Pour résumer : Scientifique mandaté par l’ordre religieux du Shahuva, le professeur Walden et son assistante Amanda Johns recueillent des données de monde en monde sur le vivant au 150ème siècle. Khatora, petite planète excentrée du Sud de la Galaxie recelant une extraordinaire mine d’uranium aurait dû être une mission de routine. L’équipe scientifique se rend rapidement compte que les chiffres sont truqués et que la radioactivité ambiante aurait dû provoquer la mort de tous les habitants. « Aurait dû », car ils sont encore bel et bien vivants.
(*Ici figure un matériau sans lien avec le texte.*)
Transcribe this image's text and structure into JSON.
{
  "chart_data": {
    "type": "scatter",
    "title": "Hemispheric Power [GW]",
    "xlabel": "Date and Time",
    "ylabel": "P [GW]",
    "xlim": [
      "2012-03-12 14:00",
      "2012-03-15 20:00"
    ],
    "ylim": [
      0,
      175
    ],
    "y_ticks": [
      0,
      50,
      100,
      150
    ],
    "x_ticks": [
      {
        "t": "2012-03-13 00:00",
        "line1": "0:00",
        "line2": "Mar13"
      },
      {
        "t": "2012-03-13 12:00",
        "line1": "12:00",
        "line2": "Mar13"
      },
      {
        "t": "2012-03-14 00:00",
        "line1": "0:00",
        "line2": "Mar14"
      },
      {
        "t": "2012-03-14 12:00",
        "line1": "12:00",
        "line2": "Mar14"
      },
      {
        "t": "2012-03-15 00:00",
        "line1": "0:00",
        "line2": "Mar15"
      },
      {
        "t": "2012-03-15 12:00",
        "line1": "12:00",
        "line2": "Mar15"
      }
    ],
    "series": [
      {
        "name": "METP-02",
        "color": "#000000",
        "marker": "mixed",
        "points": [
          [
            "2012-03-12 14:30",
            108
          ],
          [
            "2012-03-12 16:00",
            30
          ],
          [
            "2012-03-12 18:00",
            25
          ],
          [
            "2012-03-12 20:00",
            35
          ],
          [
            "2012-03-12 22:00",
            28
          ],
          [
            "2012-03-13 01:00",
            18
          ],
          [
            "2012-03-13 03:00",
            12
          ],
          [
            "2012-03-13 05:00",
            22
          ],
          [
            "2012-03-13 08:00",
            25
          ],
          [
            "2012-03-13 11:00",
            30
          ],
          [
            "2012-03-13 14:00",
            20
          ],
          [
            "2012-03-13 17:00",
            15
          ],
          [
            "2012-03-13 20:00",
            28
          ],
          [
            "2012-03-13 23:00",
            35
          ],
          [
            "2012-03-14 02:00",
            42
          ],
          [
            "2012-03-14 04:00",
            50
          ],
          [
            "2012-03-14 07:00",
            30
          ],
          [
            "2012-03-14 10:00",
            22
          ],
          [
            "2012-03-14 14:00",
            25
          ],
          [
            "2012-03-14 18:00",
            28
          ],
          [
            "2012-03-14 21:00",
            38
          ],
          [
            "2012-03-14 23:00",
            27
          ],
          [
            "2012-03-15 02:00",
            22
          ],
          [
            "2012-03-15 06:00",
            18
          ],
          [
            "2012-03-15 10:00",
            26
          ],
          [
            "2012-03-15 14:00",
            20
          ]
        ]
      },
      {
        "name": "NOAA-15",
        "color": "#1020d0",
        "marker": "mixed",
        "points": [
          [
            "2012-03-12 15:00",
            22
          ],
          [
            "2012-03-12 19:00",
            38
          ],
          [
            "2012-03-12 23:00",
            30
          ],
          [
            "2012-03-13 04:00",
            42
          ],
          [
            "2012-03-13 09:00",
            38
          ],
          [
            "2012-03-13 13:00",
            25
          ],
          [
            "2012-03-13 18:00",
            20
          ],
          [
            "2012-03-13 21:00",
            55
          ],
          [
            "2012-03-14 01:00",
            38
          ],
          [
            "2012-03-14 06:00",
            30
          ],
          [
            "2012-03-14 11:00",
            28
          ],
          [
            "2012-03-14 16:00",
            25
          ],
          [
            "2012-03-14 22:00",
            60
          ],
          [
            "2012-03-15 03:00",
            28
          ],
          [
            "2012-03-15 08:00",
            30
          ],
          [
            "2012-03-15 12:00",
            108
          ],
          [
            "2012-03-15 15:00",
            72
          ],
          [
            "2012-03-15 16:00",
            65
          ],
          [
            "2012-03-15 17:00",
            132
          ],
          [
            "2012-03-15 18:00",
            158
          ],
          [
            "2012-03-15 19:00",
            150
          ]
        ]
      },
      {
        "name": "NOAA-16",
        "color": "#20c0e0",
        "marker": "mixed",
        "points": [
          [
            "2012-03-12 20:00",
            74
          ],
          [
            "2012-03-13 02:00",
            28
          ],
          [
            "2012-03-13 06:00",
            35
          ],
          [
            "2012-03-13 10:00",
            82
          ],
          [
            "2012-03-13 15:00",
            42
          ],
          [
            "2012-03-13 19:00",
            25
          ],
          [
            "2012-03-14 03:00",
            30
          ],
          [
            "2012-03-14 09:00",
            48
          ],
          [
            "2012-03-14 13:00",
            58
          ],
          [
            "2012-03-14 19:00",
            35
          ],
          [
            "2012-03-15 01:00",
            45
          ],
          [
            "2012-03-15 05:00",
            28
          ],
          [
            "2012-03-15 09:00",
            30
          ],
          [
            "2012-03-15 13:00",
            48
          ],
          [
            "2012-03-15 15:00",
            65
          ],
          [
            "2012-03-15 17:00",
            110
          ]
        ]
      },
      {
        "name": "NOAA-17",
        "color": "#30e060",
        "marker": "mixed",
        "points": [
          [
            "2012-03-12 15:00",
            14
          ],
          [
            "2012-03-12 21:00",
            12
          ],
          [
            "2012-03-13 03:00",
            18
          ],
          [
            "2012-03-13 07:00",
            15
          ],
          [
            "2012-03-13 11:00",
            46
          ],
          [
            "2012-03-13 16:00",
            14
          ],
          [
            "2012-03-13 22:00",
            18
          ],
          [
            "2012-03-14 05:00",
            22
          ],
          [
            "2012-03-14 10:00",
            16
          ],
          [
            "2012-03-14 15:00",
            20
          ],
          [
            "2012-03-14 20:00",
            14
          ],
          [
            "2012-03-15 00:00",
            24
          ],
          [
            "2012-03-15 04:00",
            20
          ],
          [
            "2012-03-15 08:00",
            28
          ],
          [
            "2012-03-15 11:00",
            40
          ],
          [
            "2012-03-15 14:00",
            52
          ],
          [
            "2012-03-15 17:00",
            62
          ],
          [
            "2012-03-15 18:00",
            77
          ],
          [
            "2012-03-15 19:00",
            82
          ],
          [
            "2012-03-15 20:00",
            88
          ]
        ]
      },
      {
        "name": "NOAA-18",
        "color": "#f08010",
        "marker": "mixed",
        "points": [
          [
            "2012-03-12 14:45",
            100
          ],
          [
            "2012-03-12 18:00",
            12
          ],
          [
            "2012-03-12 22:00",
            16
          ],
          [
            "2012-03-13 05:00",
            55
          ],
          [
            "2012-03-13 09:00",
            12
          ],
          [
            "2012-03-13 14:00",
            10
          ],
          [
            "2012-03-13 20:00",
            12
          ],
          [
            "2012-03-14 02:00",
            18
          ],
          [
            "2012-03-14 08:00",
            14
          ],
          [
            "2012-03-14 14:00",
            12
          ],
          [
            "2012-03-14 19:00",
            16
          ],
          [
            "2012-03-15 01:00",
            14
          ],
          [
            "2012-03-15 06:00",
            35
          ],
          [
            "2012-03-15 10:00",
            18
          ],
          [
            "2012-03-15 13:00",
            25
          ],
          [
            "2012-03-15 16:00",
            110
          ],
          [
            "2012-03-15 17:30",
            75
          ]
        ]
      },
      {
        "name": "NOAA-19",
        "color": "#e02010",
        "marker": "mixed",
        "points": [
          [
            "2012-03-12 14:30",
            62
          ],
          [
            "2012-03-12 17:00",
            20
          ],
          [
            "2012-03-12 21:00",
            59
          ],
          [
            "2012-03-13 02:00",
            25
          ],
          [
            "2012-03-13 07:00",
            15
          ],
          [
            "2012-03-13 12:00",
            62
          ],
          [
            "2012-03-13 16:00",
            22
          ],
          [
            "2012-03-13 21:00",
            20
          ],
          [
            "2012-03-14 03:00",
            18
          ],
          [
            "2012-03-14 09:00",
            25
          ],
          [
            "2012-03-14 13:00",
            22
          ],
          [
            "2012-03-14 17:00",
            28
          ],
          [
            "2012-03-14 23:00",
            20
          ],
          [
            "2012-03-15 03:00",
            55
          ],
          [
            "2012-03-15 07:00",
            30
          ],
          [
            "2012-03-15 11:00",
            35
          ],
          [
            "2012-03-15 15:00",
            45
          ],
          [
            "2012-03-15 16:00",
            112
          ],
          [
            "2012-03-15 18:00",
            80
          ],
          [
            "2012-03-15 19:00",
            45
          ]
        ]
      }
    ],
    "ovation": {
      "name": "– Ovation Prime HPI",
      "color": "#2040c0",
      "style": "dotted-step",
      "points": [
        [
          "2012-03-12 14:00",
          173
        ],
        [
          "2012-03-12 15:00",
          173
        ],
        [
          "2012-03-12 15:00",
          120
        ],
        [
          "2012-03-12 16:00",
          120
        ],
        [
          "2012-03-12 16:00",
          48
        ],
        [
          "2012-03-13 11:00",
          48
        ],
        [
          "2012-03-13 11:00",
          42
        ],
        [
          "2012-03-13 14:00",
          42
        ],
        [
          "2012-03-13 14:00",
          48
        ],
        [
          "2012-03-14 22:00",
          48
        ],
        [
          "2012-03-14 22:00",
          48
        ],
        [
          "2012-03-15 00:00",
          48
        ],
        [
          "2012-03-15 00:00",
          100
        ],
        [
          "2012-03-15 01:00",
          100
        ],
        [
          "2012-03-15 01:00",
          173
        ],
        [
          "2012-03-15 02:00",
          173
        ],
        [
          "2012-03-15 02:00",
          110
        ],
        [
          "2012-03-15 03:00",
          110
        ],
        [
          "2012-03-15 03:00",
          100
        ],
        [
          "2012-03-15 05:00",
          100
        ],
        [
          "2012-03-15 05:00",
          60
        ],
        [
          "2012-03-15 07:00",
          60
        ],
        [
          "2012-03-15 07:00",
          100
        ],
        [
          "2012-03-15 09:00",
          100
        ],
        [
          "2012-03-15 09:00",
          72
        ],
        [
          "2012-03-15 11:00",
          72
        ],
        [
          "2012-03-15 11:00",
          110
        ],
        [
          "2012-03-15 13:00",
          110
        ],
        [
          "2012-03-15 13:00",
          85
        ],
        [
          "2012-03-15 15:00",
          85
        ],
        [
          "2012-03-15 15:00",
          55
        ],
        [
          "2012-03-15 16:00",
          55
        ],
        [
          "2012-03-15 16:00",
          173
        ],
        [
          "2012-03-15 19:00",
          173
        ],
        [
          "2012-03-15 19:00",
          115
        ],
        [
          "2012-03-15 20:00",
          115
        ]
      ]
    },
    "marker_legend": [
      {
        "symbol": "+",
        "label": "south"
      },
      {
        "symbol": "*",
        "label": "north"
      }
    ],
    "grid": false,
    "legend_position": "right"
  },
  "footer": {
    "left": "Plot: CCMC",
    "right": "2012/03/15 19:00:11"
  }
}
En moins de trois semaines, une série d’évènements avait fait perdre à Johns son sentiment de sécurité :
D’abord, Il y avait les terribles soupçons de Walden quant aux falsifications de l’administration locale. Mais plus il avançait dans ses recherches et moins il ne trouvait d’explication plausible à toutes ces anomalies. Les Khatorans n’avaient pas une santé hors du commun : leurs cellules vieillissaient et dégénéraient selon le même schéma que n’importe quel humain issu de Planète Mère. Ils auraient dû mourir à 37 ans très précis comme les dociles clusters de calculs le prédisaient. Pourtant ils étaient bel et bien vivants. Un rapide examen génétique lui avait confirmé que ses patients était bien issus des mêmes souches mitochondriales et donc d’un même lignage. On n’avait donc pas substitué aux locaux décédés prématurément de pauvres hères venus d’ailleurs.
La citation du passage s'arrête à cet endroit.